Coralie kept a sad, gloomy silence, but when she returned
she looked as if all the life had gone out of her.
She played in Camille Maupin’s play, and contributed
not a little to the success of that illustrious literary
hermaphrodite; but the creation of this character was
the last flicker of a bright, dying lamp. On
the twentieth night, when Lucien had so far recovered
that he had regained his appetite and could walk abroad,
and talked of getting to work again, Coralie broke
down; a secret trouble was weighing upon her.
Berenice always believed that she had promised to
go back to Camusot to save Lucien.
Another mortification followed.
Coralie was obliged to see her part given to Florine.
Nathan had threatened the Gymnase with war if the
management refused to give the vacant place to Coralie’s
rival. Coralie had persisted till she could play
no longer, knowing that Florine was waiting to step
into her place. She had overtasked her strength.
The Gymnase had advanced sums during Lucien’s
illness, she had no money to draw; Lucien, eager to
work though he was, was not yet strong enough to write,
and he helped besides to nurse Coralie and to relieve
Berenice. From poverty they had come to utter
distress; but in Bianchon they found a skilful and
devoted doctor, who obtained credit for them of the
druggist. The landlord of the house and the tradespeople
knew by this time how matters stood. The furniture
was attached. The tailor and dressmaker no longer
stood in awe of the journalist, and proceeded to extremes;
and at last no one, with the exception of the pork-butcher
and the druggist, gave the two unlucky children credit.

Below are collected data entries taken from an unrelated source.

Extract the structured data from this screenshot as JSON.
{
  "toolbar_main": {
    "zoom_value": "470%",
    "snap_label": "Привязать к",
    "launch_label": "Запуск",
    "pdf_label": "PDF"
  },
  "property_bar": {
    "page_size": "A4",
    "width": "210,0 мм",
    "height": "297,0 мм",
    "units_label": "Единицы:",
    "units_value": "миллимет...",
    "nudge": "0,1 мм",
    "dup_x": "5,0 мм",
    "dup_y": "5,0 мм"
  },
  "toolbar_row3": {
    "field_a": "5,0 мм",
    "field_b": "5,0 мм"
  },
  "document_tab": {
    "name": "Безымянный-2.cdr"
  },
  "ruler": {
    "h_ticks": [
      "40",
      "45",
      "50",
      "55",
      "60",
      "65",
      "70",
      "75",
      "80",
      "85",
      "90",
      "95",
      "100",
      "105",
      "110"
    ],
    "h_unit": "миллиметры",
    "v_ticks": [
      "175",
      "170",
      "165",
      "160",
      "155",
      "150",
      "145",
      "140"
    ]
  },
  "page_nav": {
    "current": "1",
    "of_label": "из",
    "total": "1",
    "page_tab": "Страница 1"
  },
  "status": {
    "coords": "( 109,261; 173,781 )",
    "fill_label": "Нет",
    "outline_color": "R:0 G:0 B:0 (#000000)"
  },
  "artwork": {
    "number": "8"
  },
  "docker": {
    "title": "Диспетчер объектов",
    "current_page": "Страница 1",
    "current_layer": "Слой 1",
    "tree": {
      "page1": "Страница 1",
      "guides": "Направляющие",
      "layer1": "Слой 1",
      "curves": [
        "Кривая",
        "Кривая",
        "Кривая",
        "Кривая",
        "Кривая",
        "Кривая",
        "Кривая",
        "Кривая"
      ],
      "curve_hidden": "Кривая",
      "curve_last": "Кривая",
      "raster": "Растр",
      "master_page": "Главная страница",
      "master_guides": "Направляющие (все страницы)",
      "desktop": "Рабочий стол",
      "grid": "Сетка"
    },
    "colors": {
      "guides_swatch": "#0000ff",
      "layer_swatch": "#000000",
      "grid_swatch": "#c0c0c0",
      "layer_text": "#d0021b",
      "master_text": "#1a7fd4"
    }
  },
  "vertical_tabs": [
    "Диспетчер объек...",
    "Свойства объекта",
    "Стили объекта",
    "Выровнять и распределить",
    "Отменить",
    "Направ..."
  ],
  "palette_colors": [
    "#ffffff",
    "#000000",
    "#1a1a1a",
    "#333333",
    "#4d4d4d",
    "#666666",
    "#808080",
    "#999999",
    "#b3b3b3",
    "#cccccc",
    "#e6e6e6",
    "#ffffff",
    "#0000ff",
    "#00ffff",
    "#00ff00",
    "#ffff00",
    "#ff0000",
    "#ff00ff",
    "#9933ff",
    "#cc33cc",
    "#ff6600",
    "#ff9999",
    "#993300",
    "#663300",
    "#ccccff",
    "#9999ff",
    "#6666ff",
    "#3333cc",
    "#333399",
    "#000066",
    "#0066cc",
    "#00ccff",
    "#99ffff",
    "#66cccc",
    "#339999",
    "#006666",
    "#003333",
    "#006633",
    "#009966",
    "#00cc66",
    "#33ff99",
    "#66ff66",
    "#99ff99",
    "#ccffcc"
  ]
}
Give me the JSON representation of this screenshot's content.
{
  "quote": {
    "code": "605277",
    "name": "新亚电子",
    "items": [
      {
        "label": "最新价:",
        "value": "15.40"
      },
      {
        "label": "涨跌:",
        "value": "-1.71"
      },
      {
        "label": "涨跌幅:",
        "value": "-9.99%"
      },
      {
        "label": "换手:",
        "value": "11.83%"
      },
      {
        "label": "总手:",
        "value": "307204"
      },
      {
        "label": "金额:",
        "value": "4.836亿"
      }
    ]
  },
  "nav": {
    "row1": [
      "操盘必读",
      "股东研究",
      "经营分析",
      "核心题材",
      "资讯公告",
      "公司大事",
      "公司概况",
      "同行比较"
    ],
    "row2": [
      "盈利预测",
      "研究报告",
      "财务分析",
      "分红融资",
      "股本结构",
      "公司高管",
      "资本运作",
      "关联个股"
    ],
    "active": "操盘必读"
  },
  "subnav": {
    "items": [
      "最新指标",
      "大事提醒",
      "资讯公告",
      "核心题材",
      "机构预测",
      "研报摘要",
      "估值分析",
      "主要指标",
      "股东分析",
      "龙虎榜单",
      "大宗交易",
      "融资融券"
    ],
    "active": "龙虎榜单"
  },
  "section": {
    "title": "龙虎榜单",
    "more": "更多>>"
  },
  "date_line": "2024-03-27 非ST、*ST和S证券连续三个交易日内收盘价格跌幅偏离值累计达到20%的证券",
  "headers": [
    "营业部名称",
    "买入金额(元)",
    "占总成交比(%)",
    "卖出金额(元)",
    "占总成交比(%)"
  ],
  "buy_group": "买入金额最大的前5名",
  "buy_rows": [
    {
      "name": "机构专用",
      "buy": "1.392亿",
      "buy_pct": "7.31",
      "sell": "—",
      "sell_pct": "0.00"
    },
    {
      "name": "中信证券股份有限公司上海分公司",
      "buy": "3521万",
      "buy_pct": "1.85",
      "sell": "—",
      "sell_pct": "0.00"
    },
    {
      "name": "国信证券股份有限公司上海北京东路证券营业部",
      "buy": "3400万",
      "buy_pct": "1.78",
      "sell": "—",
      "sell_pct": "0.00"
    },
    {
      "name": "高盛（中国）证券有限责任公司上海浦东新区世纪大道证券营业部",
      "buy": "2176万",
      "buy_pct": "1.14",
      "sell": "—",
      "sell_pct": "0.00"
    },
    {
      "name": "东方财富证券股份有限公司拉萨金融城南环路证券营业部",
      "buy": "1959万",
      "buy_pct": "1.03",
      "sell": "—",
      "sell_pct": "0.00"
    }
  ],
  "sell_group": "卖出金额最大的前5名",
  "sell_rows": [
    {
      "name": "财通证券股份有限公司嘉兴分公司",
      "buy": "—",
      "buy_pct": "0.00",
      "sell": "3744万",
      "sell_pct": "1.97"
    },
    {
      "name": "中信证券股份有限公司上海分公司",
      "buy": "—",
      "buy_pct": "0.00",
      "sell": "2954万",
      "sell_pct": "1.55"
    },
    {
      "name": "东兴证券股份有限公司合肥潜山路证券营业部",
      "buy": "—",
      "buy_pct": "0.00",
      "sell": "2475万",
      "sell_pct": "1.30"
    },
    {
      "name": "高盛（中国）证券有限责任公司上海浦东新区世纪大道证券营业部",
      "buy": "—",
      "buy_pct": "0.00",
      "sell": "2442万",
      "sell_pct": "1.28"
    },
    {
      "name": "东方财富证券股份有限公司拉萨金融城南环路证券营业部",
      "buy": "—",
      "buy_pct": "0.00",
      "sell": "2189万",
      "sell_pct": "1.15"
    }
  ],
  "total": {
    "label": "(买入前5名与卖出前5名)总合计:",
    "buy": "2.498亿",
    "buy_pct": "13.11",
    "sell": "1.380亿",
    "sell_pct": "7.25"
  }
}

For a week or more all three of them—Lucien,
Berenice, and the invalid—were obliged to
live on the various ingenious preparations sold by
the pork-butcher; the inflammatory diet was little
suited to the sick girl, and Coralie grew worse.
Sheer want compelled Lucien to ask Lousteau for a
return of the loan of a thousand francs lost at play
by the friend who had deserted him in his hour of
need. Perhaps, amid all his troubles, this step
cost him most cruel suffering.
Lousteau was not to be found in the
Rue de la Harpe. Hunted down like a hare, he
was lodging now with this friend, now with that.
Lucien found him at last at Flicoteaux’s; he
was sitting at the very table at which Lucien had
found him that evening when, for his misfortune, he
forsook d’Arthez for journalism. Lousteau
offered him dinner, and Lucien accepted the offer.
As they came out of Flicoteaux’s
with Claude Vignon (who happened to be dining there
that day) and the great man in obscurity, who kept
his wardrobe at Samanon’s, the four among them
could not produce enough specie to pay for a cup of
coffee at the Cafe Voltaire. They lounged about
the Luxembourg in the hope of meeting with a publisher;
and, as it fell out, they met with one of the most
famous printers of the day. Lousteau borrowed
forty francs of him, and divided the money into four
equal parts.
Misery had brought down Lucien’s
pride and extinguished sentiment; he shed tears as
he told the story of his troubles, but each one of
his comrades had a tale as cruel as his own; and when
the three versions had been given, it seemed to the
poet that he was the least unfortunate among the four.
All of them craved a respite from remembrance and
thoughts which made trouble doubly hard to bear.